Колонист напустил на себя важный и умный вид.
— Вы говорите, что генеральша питает слабость к Байярделю? Но Байярдель связан с Лефором. Это уж точно, иначе бы он не защищал его так горячо. А Лефор — морской разбойник! Если мы явимся на Совет с твердым намерением добиться от нового губернатора немедленно начать самые решительные действия против флибустьеров и дикарей, нас поддержит все население острова.

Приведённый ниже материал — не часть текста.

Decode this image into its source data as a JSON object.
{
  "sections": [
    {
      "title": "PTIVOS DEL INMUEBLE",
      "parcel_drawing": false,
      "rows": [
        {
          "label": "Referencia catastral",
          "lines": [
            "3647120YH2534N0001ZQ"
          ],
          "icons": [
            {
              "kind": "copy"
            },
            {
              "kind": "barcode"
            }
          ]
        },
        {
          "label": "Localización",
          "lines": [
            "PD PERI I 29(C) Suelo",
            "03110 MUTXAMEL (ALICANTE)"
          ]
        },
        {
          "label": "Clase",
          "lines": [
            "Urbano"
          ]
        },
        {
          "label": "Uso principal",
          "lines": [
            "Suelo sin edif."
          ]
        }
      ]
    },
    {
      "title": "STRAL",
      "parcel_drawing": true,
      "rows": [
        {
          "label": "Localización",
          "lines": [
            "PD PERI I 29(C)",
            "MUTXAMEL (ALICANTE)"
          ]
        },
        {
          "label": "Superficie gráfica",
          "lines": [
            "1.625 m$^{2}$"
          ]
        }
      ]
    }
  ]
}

— Без сомнения. Прошу вас, продолжайте.
— Кажется, что в планы мадам дю Парке не входит борьба с флибустьерами, потому что она, разумеется, будет их защищать. Следовательно, по этому пункту мы сможем ее победить. Генеральше ничего не останется, как ретироваться и заняться штопаньем чулок.
Мерри Рулз сухо откашлялся и, отхлебнув немного из кружки, бросил холодным тоном:
— Я не согласен с вами.
— Не согласны?! И почему же? — спросил удивленный Пленвилль.

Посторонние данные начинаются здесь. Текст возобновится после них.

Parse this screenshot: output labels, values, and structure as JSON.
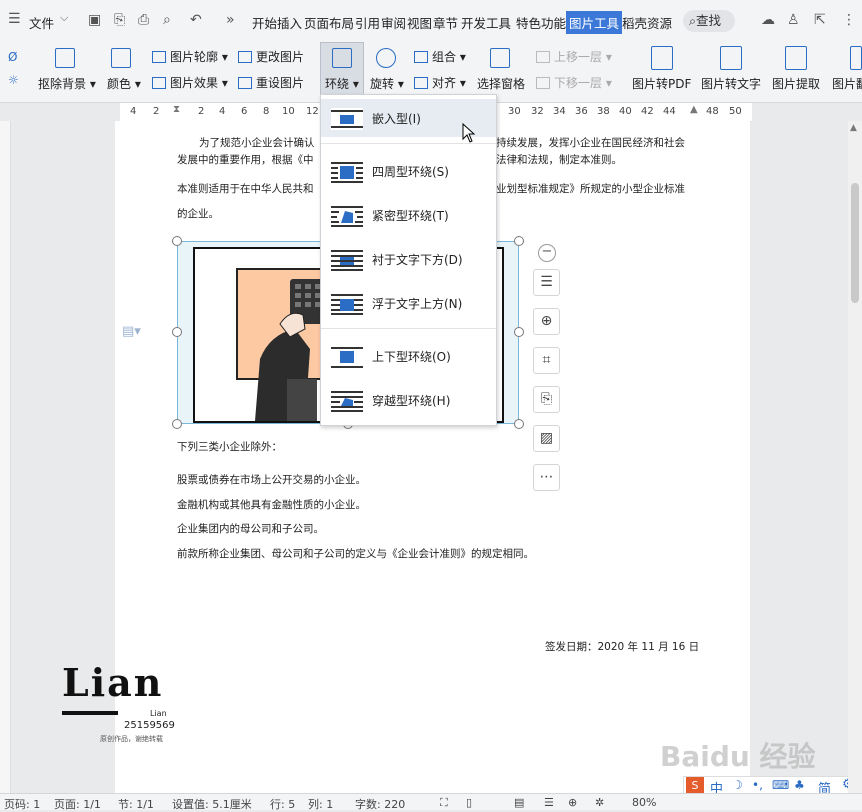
{
  "menubar": {
    "menu_icon": "hamburger-icon",
    "file_label": "文件",
    "tabs": [
      "开始",
      "插入",
      "页面布局",
      "引用",
      "审阅",
      "视图",
      "章节",
      "开发工具",
      "特色功能",
      "图片工具",
      "稻壳资源"
    ],
    "active_tab": "图片工具",
    "search_label": "查找"
  },
  "ribbon": {
    "remove_bg": "抠除背景",
    "color": "颜色",
    "outline": "图片轮廓",
    "effect": "图片效果",
    "change_pic": "更改图片",
    "reset_pic": "重设图片",
    "wrap": "环绕",
    "rotate": "旋转",
    "group": "组合",
    "align": "对齐",
    "select_pane": "选择窗格",
    "bring_forward": "上移一层",
    "send_backward": "下移一层",
    "to_pdf": "图片转PDF",
    "to_text": "图片转文字",
    "extract": "图片提取",
    "extra": "图片翻"
  },
  "ruler": [
    "4",
    "2",
    "2",
    "4",
    "6",
    "8",
    "10",
    "12",
    "30",
    "32",
    "34",
    "36",
    "38",
    "40",
    "42",
    "44",
    "48",
    "50"
  ],
  "document": {
    "p1_line1_a": "为了规范小企业会计确认",
    "p1_line1_b": "持续发展，发挥小企业在国民经济和社会",
    "p1_line2_a": "发展中的重要作用，根据《中",
    "p1_line2_b": "法律和法规，制定本准则。",
    "p2_line1_a": "本准则适用于在中华人民共和",
    "p2_line1_b": "业划型标准规定》所规定的小型企业标准",
    "p2_line2": "的企业。",
    "p3": "下列三类小企业除外：",
    "p4": "股票或债券在市场上公开交易的小企业。",
    "p5": "金融机构或其他具有金融性质的小企业。",
    "p6": "企业集团内的母公司和子公司。",
    "p7": "前款所称企业集团、母公司和子公司的定义与《企业会计准则》的规定相同。",
    "date": "签发日期：2020 年 11 月 16 日"
  },
  "wrap_menu": {
    "items": [
      {
        "label": "嵌入型(I)",
        "icon": "inline-wrap-icon"
      },
      {
        "label": "四周型环绕(S)",
        "icon": "square-wrap-icon"
      },
      {
        "label": "紧密型环绕(T)",
        "icon": "tight-wrap-icon"
      },
      {
        "label": "衬于文字下方(D)",
        "icon": "behind-text-icon"
      },
      {
        "label": "浮于文字上方(N)",
        "icon": "in-front-text-icon"
      },
      {
        "label": "上下型环绕(O)",
        "icon": "top-bottom-wrap-icon"
      },
      {
        "label": "穿越型环绕(H)",
        "icon": "through-wrap-icon"
      }
    ]
  },
  "watermark": {
    "brand": "Lian",
    "sub": "Lian",
    "id": "25159569",
    "note": "原创作品，谢绝转载",
    "baidu": "Baidu 经验"
  },
  "statusbar": {
    "page_no": "页码: 1",
    "pages": "页面: 1/1",
    "section": "节: 1/1",
    "setting": "设置值: 5.1厘米",
    "row": "行: 5",
    "col": "列: 1",
    "words": "字数: 220",
    "zoom": "80%"
  },
  "ime": {
    "zh": "中",
    "simplified": "简"
  },
  "colors": {
    "accent": "#3c78d8",
    "icon_blue": "#2b6cc4",
    "image_bg": "#fcc9a3"
  }
}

— Потому что в ваших рассуждениях есть один недостаток…
— Какой, черт побери?! Скажите же мне!
— Просто вы не подумали о Мобрее.
— К черту Мобрея! Пусть его посадят в тюрьму, а потом повесят, только не говорите мне больше об этом шотландском мерзавце!
Мерри Рулз наблюдал за разгневанным Пленвиллем с улыбкой сочувствия.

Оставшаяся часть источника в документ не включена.